La tragique affaire Boudanov (colonel de l’Armée russe qui a enlevé puis sauvagement assassiné une jeune Tchétchène, Elsa Koungaïeva, 18 ans) a fait apparaître au grand jour les mutations pathologiques subies par le système judiciaire sous l’influence de Poutine et de la guerre. “La réforme qu’avaient tenté de mettre en place les démocrates, et qu’Eltsine avait soutenue de son mieux, ne résista pas à la pression suscitée par cette affaire. Parce que pendant plus de trois ans nous eûmes amplement l’occasion de constater que notre appareil judiciaire n’avait aucune indépendance, que nos magistrats restaient inféodés à l’exécutif et aux politiques et que, plus effrayant encore, l’opinion publique ne voyait là rien d’anormal. Manipulés par la propagande, les Russes, dans leur grande majorité, sont revenus à un mode de pensée de type bolchevique”. Or dans cette affaire un juge osa l’impensable en condamnant un officier défendu par l’establishment militaire qui avait justifié son crime par les nécessités de la guerre.

La gestion de la pluriculturalité

La plupart des Etats étudiés reposent sur une population multiethnique. Le sentiment national unitaire, dans ces conditions, est difficile à émerger.

En Afrique du Sud, la construction identitaire a fait appel à la métaphore de l’arc-en-ciel – the Rainbow Nation - pour fédérer tous les groupes autour du même projet social ; ce leitmotiv recherche l’homogénéité dans la diversité. Comme bien souvent, la multiethnicité se double de plurilinguisme. Dans ce pays, le sentiment national unitaire reste encore fragile.

En Afghanistan, le rééquilibrage ethnique a été le souci prioritaire des organisateurs de la conférence de Bonn. Les Talibans étant pashtouns, un tel rééquilibrage s’imposait, cependant, le régime antérieur dirigé par les mudjahidins connaissait le même déséquilibre, au bénéfice des Tadjiks cette fois. A ce titre-là, l’ancien roi et Hamid Karzaï ont eu dans ces conditions un rôle politique de première importance. La conférence de Bonn avait prévu d’écarter à la fois les chefs djihadistes et les Talibans. Karzaï s’est d’abord rapproché des djihadistes, les a associés au processus et même intégrés à l’administration. Ainsi la dynamique djihadistes-talibans a ressurgi et les structures écartées par le processus de Bonn sont réapparues.

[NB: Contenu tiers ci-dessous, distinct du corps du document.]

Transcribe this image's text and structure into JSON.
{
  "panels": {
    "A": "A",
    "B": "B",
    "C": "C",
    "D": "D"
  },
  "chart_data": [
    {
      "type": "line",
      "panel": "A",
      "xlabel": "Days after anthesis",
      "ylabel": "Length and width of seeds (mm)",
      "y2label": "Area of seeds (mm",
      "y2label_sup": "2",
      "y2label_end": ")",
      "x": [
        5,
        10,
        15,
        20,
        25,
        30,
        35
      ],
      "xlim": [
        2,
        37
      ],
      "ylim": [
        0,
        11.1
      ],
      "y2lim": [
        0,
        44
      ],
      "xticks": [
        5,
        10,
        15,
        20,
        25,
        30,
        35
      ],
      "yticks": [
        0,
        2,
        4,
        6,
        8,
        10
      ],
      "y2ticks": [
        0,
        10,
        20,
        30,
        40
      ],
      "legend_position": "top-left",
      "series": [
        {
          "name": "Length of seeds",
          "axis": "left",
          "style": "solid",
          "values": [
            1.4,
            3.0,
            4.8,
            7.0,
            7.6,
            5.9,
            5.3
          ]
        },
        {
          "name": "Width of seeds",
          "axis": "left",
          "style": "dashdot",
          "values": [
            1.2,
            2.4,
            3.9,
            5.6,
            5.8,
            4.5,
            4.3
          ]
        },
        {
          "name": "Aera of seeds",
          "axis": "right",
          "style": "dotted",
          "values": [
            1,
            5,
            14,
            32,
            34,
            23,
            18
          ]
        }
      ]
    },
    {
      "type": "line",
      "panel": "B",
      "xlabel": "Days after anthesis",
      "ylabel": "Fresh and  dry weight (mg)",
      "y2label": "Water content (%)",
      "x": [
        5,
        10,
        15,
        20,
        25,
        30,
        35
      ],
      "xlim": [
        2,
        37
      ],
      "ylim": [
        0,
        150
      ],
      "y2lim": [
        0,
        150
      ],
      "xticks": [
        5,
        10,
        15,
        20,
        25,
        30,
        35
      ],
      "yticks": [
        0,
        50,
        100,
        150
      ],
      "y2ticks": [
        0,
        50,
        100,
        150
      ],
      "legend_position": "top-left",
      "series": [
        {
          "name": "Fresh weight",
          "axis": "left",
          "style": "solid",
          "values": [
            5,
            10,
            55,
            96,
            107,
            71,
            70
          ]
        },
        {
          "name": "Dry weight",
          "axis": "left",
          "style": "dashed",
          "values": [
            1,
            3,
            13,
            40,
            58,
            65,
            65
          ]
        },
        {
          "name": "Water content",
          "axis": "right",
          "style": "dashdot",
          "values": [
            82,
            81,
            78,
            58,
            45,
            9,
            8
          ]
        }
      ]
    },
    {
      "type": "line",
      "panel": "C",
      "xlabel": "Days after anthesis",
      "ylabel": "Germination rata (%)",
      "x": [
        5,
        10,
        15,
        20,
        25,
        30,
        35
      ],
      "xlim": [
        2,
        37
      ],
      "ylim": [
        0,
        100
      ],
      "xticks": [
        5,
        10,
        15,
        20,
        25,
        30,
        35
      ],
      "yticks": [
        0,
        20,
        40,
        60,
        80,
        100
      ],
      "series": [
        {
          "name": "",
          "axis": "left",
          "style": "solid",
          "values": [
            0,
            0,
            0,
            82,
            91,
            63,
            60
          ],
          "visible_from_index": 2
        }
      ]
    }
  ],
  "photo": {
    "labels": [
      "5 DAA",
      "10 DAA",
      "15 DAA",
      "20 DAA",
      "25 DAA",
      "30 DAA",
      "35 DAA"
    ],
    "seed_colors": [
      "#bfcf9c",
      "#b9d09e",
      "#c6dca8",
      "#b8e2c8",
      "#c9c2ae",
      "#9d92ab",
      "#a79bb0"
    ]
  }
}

Néanmoins, l’administration afghane fonde son action sur un principe qui accorde une large place au partage du pouvoir, il s’agit de la « gouvernance à base élargie » . D’autre part, concernant la vie sociale, de nombreuses langues minoritaires ont été reconnues comme langues officielles dans leurs localités d’implantation. Le rite djaafarite (chiite) a été introduit pour la première fois dans l’histoire afghane comme source autonome de droit dans tout ce qui concerne le statut personnel des Chiites, comme source supplétive dans les autres cas. Plutôt qu’un renforcement de la cohésion sociale, ces étapes franchies doivent être vues comme un allègement des pressions ethniques. Le marchandage politique caractérise bien souvent ces initiatives qui comportent le risque d’entraîner un désordre administratif et une inconséquence juridique. Enfin, ces situations d’exception accentuent les différenciations internes déjà suffisamment nombreuses.

On peut regretter que l’accord de Dayton n’ait pas conservé les habitudes multiculturelles en Bosnie-Herzégovine. Le cycle de rupture des empires multinationaux intervenu de 1850 à la 1e guerre mondiale a donné lieu au développement des Etats-nations modernes. Cette fragmentation des anciens empires a fait émerger des pièces nationales. C’est donc la consécration d’un système complexe d’identités nationales fondées sur la religion, la langue et l’affiliation ethnique. Chaque groupe développe ainsi son caractère national. La mémoire mythique du rôle passé et de l’extension territoriale, les tendances irrédentistes ouvrent la voie au conflit.

Le manque d’Etat

En Afghanistan, l’espace politique à l’extérieur de la capitale est occupé ou contrôlé par les djihadistes ou les Talibans. Il manque à l’autorité de transition une vision d’ensemble d’une intégration politique durable. Le manque d’Etat a donné naissance à des groupements ethniques ou tribaux qui recherchent un rôle politique en marge de l’Etat. Une conscience ethnico-politique est en train de se développer qui n’a jamais existé dans la mémoire historique du pays. La politisation à outrance a constamment détourné l’attention des préoccupations essentielles du processus : cohésion sociale et développement économique. Ce dernier se réduit à l’action des ONG.

Identités supranationales

Des identités supranationales peuvent à la fois émerger de périodes de conflits (violents ou non) et par effet de retour alimenter les identités nationales.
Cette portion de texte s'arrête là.